Les objections qu’on a faites contre la musique & l’instrument oculaires se présentent si naturellement, qu’il est inutile de les rapporter ; nous osons seulement assûrer qu’elles sont si parfaitement, sinon détruites, au moins balancées par les réponses tirées de la comparaison des deux musiques, qu’il n’y a plus que l’expérience qui puisse décider la question.

La seule différence importante entre les deux clavecins qui nous ait frappés, c’est que quoiqu’il y ait sur le clavecin ordinaire un grand intervalle entre sa premiere & sa derniere touche, l’oreille n’apperçoit point de discontinuité entre les sons ; ils sont liés pour elle comme si les touches étoient toutes voisines ; au lieu que les couleurs seront distantes & disjointes à la vûe. Pour remédier à cet inconvénient dans la mélodie & l’harmonie oculaires, il faudroit trouver quelque expédient qui liât les couleurs, & les rendît continues pour l’œil ; sinon, dans les airs d’un mouvement extrèmement vif, l’œil ne sachant quel intervalle de couleurs on va faire, ignorera, après avoir vû un ton, où il doit se porter pour appercevoir le ton suivant, & ne saisira dans une batterie de couleurs que quelques notes éparses de tout un air coloré ; ou se tourmentera si fort pour les saisir toutes, qu’il en aura bien-tôt la brelue ; & adieu la mélodie & l’harmonie.
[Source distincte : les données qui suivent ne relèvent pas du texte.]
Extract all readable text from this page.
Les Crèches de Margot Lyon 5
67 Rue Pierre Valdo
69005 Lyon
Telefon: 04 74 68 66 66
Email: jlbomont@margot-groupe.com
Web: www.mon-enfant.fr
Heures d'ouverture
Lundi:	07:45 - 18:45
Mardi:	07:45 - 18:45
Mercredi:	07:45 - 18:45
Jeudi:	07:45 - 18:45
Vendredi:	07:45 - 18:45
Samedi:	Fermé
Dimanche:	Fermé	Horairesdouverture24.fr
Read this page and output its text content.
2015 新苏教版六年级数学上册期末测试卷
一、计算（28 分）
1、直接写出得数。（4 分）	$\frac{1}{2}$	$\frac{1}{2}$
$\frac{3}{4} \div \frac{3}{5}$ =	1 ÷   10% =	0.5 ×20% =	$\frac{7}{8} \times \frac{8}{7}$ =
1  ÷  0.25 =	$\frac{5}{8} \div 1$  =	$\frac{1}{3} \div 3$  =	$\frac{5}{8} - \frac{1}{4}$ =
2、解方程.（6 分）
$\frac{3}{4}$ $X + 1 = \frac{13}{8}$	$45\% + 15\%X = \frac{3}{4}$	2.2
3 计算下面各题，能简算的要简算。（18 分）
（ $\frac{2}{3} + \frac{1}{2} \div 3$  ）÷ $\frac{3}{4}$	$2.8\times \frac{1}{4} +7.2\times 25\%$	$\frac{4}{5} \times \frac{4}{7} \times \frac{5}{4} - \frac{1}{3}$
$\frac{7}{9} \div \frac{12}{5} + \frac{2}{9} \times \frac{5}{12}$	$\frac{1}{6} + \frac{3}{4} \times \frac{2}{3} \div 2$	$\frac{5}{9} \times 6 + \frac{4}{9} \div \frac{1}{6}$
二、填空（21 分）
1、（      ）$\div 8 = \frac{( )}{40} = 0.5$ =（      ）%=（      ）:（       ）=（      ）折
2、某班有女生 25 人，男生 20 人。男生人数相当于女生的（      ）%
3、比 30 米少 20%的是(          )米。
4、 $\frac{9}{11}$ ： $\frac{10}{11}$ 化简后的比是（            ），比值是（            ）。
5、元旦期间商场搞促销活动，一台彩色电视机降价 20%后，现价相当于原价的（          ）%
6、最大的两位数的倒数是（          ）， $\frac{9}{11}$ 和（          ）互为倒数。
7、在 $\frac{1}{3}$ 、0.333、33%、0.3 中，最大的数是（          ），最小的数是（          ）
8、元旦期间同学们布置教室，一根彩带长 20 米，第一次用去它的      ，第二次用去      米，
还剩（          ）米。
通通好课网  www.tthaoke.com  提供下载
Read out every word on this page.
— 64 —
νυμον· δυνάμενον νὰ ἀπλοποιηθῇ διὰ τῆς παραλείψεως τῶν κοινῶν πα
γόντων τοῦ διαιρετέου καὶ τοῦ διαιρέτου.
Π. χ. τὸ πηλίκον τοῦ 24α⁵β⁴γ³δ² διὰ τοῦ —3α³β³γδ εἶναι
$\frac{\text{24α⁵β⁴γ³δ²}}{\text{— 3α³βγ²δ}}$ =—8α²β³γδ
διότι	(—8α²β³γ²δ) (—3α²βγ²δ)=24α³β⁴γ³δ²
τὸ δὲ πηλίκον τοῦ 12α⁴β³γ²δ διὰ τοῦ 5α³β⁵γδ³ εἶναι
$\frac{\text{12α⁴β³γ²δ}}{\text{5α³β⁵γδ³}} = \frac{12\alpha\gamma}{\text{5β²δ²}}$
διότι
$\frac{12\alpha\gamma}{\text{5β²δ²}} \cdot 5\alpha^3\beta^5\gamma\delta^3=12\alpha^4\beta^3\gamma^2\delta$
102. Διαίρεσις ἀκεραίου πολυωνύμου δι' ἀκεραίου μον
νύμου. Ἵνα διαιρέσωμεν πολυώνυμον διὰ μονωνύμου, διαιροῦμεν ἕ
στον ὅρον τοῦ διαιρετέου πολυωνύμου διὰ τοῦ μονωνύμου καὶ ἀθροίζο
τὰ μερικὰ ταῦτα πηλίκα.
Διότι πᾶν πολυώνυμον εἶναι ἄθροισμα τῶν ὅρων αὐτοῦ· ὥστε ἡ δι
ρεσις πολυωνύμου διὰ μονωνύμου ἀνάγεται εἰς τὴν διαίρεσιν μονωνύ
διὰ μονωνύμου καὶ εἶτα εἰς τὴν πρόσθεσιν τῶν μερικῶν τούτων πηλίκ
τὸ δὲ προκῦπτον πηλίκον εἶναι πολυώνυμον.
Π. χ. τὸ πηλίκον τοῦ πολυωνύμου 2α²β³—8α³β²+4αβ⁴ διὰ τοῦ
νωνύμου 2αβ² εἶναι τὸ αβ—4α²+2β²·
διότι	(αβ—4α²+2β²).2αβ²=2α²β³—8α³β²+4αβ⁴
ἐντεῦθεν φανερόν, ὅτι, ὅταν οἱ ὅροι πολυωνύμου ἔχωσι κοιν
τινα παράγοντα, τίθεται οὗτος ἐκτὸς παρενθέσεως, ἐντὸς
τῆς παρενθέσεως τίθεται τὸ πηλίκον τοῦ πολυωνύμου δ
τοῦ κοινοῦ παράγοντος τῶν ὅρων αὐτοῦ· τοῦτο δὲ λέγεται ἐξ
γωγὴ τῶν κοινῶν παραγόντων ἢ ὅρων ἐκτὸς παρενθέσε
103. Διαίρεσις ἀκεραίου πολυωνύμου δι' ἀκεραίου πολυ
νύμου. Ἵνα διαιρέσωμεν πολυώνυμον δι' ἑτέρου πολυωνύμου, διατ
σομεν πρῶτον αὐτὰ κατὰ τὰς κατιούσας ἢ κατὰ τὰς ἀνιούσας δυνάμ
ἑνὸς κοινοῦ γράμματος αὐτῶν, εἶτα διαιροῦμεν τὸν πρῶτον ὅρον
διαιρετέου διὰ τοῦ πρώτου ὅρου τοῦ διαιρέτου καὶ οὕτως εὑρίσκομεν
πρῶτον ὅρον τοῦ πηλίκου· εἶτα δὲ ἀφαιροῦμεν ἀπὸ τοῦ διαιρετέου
On pourroit encore ajoûter que quand on les saisiroit, il ne seroit pas possible qu’on les retînt jamais, & qu’on eût la mémoire d’un air de couleurs, comme on a celle d’un air de sons.

Il semble que les couleurs d’un clavecin oculaire devroient être placées sur une seule bande étroite, verticale, & parallele à la hauteur du corps du musicien ; au lieu que les cordes d’un clavecin auriculaire sont placées dans un plan horisontal & parallele à la largeur du corps du musicien auriculaire.

Au reste, je ne prétens point donner à cette objection plus de valeur qu’elle n’en a : pour la résoudre, il ne faut que la plus petite partie de la sagacité que l’invention du clavecin oculaire suppose.

On ne peut imaginer une pareille machine sans être très-versé en Musique & en Optique ; on ne peut l’exécuter avec succès sans être un rare machiniste.

Le célebre P. Castel Jésuite en est l’inventeur ; il l’annonça en 1725. La facture de cet instrument est si extraordinaire, qu’il n’y a que le public peu éclairé qui puisse se plaindre qu’il se fasse toûjours & qu’il ne s’acheve point.